Autonomic disturbances are common in Parkinson’s Disease (PD) and Multiple System
Atrophy (MSA). Cardiovascular dysautonomia results in alterations in blood pressure
and heart rate, most commonly manifesting as orthostatic hypotension. Nocturia, the
most common non-motor symptom in PD may be due to an overactive bladder or nocturnal
polyuria. Symptoms of an overactive bladder are common in PD, and in the early stages
of MSA. Voiding dysfunction is common in PD, however urinary retention is rare. This
is in contrast to MSA, where incomplete bladder emptying and urinary retention occur
early in the course of disease. Concomitant to neurogenic lower urinary tract (LUT)

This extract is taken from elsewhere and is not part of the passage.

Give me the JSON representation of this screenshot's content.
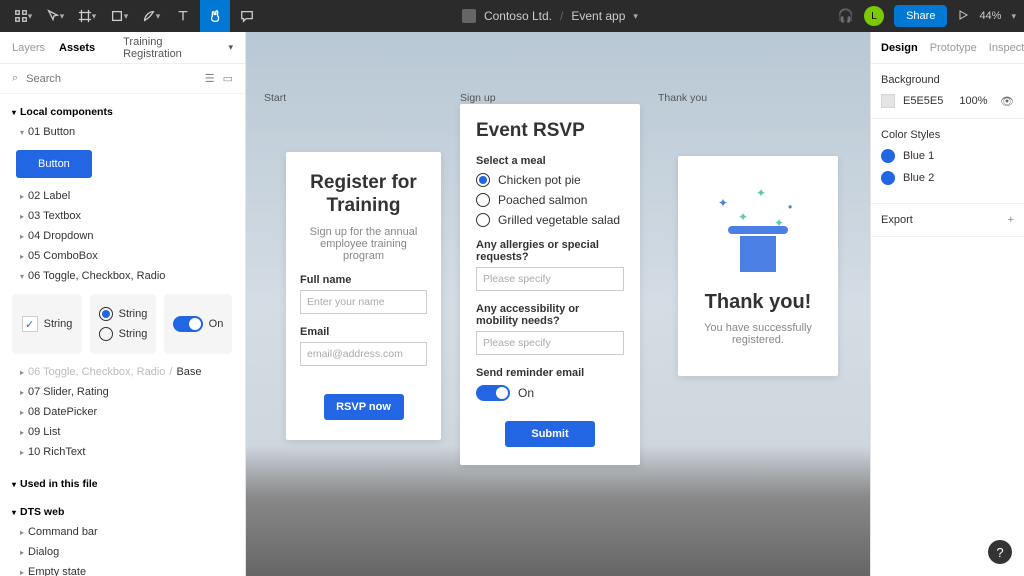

dysfunction, co-morbidities such as prostate enlargement, medical conditions such
as diabetes mellitus or heart failure, or medications such as diuretics may contribute
to LUT symptoms. If LUT dysfunction is severe and predates the onset of parkinsonism,
the possibility of MSA should be considered. Antimuscarinic medications remain the
first line treatment for managing overactive bladder symptoms. In patients with cognitive
impairment, medications which are relatively impermeable to the blood brain barrier,
such as trospium chloride, or highly selective for the muscarinic receptors of the
bladder, such as darifenacin, should be considered. Botulinum toxin and neuromodulation
may be appropriate in select cases. Sexual dysfunction commonly occurs in PD and MSA
and in MSA, may predate neurological and other autonomic dysfunction.